Park in Patna, India

Rajdhani Vatika, better known as Ecological Park or Eco Park, is a park located on Strand Road in Patna, Bihar. This park was inaugurated in October 2011 by Nitish Kumar, the Chief Minister of Bihar, following an initiative of the Department of Environment and Forest, Bihar. The area has 1,445 metres of pathway, a children's corner and 1,191 metre jogging track. It has been developed to ease the load of Patna Zoo. The park is spread over 9.18 hectares of land, including two lakes.

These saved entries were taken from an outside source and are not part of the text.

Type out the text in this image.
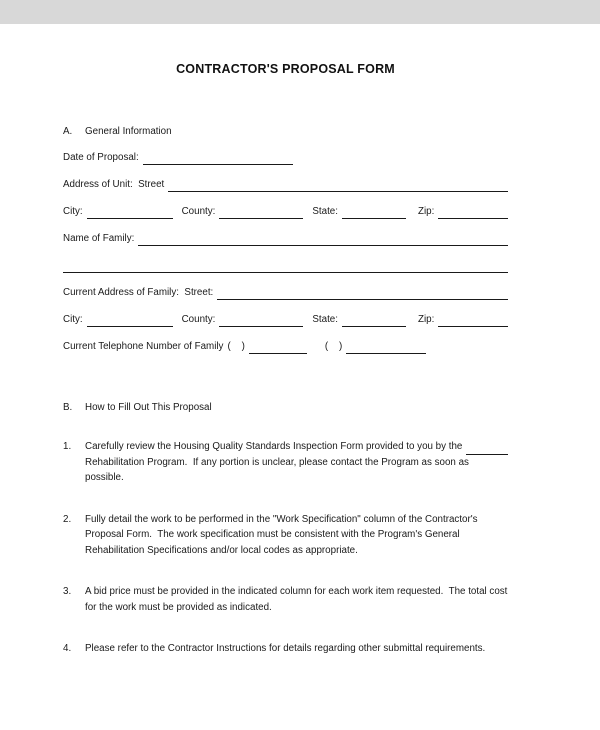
CONTRACTOR'S PROPOSAL FORM
A.	General Information
Date of Proposal:
Address of Unit:  Street
City:	County:	State:	Zip:
Name of Family:
Current Address of Family:  Street:
City:	County:	State:	Zip:
Current Telephone Number of Family (    )	(    )
B.	How to Fill Out This Proposal
1.	Carefully review the Housing Quality Standards Inspection Form provided to you by the
Rehabilitation Program.  If any portion is unclear, please contact the Program as soon as possible.
2.	Fully detail the work to be performed in the "Work Specification" column of the Contractor's Proposal Form.  The work specification must be consistent with the Program's General Rehabilitation Specifications and/or local codes as appropriate.
3.	A bid price must be provided in the indicated column for each work item requested.  The total cost for the work must be provided as indicated.
4.	Please refer to the Contractor Instructions for details regarding other submittal requirements.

Around 90,000 to 100,000 people visit every month. The average daily visitor numbers are between 3,000 and 5,000 on normal days. Sundays and special days attract larger numbers (6,000 to 9,000). The park received a maximum number of tourists on 1 January 2014 with 42,350 visitors.

==Overview==
The park is full of green areas with more than 3,000 varieties of plants and has two large sections. The first section has a children corner, food court, and several fountains. The second part has theme parks like Rashi Van, Guru Vatika, Panchwati and Kewli Van. Additionally, the park hosts sculptures like the Cactus by Subodh Gupta among others.

In the second section of Eco Park, there exists a restaurant and a lake with boat rides including gym in this ecological park for visitors. Both the sections in Eco Park are interconnected through a tunnel.